[So medicine is sort of family friendly, at least if you’re in the right field](https://www.nytimes.com/2019/08/21/upshot/medicine-family-friendly-profession-women.html?smid=nytcore-ios-share).

> Medicine has become something of a stealth family-friendly profession, at a time when other professions are growing more greedy about employees’ time. Jobs increasingly require long, inflexible hours, and pay disproportionately more to people who work them. But if one parent is on call at work, someone else has to be on call at home. For most couples, that’s the woman — which is why educated women are being pushed out of work or into lower-paying jobs.

So while this is good, it also says later that Dr Hebert halved her income by going from oncology to the more family friendly internal medicine and geriatrics. Since unpaid care by far falls toward women, more women are going to earn less to gain flexibility.

It’s not all roses and sunshine though:

> There’s a downside when women cluster in certain specialties: In general, when a field becomes female-dominated, its pay and prestige drops. The risk of creating alternate, stunted career paths for women is “an issue that’s plaguing the labor force and companies in general,” Ms. Goldin said. “It is a risk throughout that solutions today become a problem tomorrow.”

The article says that maybe men will start choosing these types of arrangements as well and then the gender pay gap won’t be so large. It even says that men are asking for more time off than they ever have before.
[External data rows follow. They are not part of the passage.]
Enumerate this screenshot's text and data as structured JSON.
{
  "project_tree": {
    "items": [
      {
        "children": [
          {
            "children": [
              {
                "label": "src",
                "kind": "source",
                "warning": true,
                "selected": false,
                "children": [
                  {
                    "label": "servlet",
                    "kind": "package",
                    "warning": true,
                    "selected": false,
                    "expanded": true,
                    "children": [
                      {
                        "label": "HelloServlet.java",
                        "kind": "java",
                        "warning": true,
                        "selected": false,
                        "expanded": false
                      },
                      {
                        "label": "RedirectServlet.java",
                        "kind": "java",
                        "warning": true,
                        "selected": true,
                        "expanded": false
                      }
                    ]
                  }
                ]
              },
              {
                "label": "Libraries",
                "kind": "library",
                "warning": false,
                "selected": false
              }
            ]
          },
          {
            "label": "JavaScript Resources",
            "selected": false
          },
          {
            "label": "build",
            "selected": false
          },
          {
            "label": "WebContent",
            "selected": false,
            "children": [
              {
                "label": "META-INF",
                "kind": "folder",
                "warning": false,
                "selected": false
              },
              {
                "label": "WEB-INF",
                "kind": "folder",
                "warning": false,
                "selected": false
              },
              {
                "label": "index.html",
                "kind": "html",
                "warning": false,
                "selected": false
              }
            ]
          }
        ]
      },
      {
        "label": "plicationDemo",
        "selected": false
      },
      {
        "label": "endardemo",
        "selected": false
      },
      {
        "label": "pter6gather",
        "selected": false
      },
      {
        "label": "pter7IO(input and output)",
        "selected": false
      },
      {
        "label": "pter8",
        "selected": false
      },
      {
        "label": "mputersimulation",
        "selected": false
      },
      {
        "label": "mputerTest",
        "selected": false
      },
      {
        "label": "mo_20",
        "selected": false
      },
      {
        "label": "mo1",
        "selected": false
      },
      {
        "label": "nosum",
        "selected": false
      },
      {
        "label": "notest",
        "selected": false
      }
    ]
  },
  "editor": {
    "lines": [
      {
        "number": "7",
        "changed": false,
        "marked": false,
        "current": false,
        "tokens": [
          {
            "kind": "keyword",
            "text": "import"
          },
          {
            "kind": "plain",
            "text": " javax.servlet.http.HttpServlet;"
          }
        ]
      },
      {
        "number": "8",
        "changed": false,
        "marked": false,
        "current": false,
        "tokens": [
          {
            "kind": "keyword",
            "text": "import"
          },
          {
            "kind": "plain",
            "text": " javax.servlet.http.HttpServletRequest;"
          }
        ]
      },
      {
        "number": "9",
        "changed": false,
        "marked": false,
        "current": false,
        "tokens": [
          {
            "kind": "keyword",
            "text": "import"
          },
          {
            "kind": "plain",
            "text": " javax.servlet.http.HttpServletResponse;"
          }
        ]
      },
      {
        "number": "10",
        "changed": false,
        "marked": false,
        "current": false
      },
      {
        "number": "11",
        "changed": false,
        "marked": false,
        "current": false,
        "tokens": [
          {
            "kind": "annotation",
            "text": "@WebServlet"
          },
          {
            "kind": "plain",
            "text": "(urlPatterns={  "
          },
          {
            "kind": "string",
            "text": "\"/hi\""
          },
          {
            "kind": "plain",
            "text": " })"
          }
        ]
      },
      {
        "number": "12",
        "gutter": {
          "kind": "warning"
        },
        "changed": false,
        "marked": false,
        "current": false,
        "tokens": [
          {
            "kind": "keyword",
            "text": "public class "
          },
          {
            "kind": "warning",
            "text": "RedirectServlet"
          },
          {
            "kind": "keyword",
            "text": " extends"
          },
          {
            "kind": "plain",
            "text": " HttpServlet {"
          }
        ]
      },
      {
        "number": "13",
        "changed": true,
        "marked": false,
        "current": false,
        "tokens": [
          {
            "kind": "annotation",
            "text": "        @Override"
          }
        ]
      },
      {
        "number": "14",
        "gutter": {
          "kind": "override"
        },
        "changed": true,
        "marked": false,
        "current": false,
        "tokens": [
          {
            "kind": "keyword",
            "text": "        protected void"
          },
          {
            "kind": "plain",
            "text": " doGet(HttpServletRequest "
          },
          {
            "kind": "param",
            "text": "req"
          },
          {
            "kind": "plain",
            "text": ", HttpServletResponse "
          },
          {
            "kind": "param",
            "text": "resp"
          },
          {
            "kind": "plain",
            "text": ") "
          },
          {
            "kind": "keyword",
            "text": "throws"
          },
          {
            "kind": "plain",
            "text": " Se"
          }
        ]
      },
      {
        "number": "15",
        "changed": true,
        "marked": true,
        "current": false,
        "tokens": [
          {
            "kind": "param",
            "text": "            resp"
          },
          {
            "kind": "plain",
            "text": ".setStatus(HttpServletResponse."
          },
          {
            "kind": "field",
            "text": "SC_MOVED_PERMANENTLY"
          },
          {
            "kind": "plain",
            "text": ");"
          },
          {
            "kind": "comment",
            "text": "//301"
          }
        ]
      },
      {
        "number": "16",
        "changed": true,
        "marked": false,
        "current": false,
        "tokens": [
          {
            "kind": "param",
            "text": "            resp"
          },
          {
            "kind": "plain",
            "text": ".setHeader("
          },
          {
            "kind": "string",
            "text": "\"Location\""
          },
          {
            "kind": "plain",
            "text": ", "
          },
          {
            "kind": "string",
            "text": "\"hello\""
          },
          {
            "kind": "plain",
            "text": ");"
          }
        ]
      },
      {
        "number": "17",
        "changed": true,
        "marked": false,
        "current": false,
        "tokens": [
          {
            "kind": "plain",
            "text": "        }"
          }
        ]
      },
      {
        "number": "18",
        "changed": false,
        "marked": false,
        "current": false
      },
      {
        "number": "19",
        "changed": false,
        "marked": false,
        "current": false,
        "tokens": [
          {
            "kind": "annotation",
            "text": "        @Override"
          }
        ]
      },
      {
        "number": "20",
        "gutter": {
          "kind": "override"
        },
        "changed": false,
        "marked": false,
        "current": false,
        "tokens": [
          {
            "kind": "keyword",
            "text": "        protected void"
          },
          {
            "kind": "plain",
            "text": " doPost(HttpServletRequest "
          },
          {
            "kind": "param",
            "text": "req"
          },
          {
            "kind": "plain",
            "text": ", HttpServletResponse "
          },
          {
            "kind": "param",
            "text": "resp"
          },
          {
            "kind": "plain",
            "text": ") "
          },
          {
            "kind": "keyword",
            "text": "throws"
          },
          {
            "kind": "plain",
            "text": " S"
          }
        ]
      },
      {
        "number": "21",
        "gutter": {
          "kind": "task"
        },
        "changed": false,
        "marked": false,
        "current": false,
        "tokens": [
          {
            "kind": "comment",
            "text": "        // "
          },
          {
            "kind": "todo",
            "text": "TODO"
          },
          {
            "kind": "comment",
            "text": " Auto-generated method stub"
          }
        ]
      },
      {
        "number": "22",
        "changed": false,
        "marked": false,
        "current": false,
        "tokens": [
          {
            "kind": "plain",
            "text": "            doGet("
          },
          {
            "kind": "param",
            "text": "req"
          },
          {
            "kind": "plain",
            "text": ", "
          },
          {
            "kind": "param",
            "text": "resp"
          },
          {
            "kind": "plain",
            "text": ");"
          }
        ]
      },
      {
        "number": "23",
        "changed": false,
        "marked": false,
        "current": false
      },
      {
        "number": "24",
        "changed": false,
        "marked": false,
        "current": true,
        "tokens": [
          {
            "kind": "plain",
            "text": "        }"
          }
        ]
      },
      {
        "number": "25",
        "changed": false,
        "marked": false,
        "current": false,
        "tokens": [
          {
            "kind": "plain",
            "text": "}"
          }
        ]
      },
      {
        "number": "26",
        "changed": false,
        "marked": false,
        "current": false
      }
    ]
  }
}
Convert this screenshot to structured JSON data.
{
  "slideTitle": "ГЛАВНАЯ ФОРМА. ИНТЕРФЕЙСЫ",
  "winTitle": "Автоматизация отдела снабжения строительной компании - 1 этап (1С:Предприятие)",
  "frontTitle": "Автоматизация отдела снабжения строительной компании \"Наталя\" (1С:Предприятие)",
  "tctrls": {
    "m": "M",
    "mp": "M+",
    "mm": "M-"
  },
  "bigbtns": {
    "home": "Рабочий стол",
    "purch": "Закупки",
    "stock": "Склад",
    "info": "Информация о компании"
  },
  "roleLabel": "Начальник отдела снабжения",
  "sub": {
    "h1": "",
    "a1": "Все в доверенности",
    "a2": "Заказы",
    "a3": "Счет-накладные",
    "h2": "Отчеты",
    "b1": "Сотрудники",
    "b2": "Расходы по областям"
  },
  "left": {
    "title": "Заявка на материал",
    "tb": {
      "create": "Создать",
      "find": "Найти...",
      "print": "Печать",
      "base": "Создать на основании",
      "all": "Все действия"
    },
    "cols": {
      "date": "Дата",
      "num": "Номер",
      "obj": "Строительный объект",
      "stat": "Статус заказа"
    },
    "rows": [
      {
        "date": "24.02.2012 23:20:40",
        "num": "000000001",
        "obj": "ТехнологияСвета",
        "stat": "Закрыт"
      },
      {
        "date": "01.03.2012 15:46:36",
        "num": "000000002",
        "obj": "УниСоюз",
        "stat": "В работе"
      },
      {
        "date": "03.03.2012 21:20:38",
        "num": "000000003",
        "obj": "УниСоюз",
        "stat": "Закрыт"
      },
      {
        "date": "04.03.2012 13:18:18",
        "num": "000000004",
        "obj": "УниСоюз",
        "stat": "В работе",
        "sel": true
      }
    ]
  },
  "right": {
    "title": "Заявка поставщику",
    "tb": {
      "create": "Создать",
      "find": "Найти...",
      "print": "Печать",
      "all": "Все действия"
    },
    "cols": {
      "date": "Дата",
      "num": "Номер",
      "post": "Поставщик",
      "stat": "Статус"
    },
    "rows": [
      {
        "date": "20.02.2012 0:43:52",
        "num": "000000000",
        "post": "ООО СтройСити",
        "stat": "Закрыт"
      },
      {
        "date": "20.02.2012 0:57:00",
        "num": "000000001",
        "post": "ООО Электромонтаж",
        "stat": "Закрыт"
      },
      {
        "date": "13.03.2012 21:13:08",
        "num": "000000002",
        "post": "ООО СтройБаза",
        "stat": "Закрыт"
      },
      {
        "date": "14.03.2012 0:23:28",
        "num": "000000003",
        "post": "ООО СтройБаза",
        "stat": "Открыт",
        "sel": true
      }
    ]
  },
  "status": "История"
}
When I wrote about [All In](https://curtismchale.ca/2017/11/23/dad-not-bumbling-idiot-time-recognize/) by Josh Levs, we looked at the fact that men face a bunch of hurdles as well when they take time off to be dad.

Other men suddenly view them as not committed to their work. Even if they were “on the star track” when they come back they’re essentially shunned and loose out on raises and such due to lack of commitment. If we want to help women get to pay parity and time freedom parity, then we need to work on these views about men not really needing to be in a primary caregiver role.

One of the good factors cited in the article is that instead of a single doctor owned practice you’re more likely to go to a practice that is owned by a group of doctors. When one is on vacation, you see another in the practice. That’s how our doctor works in Canada.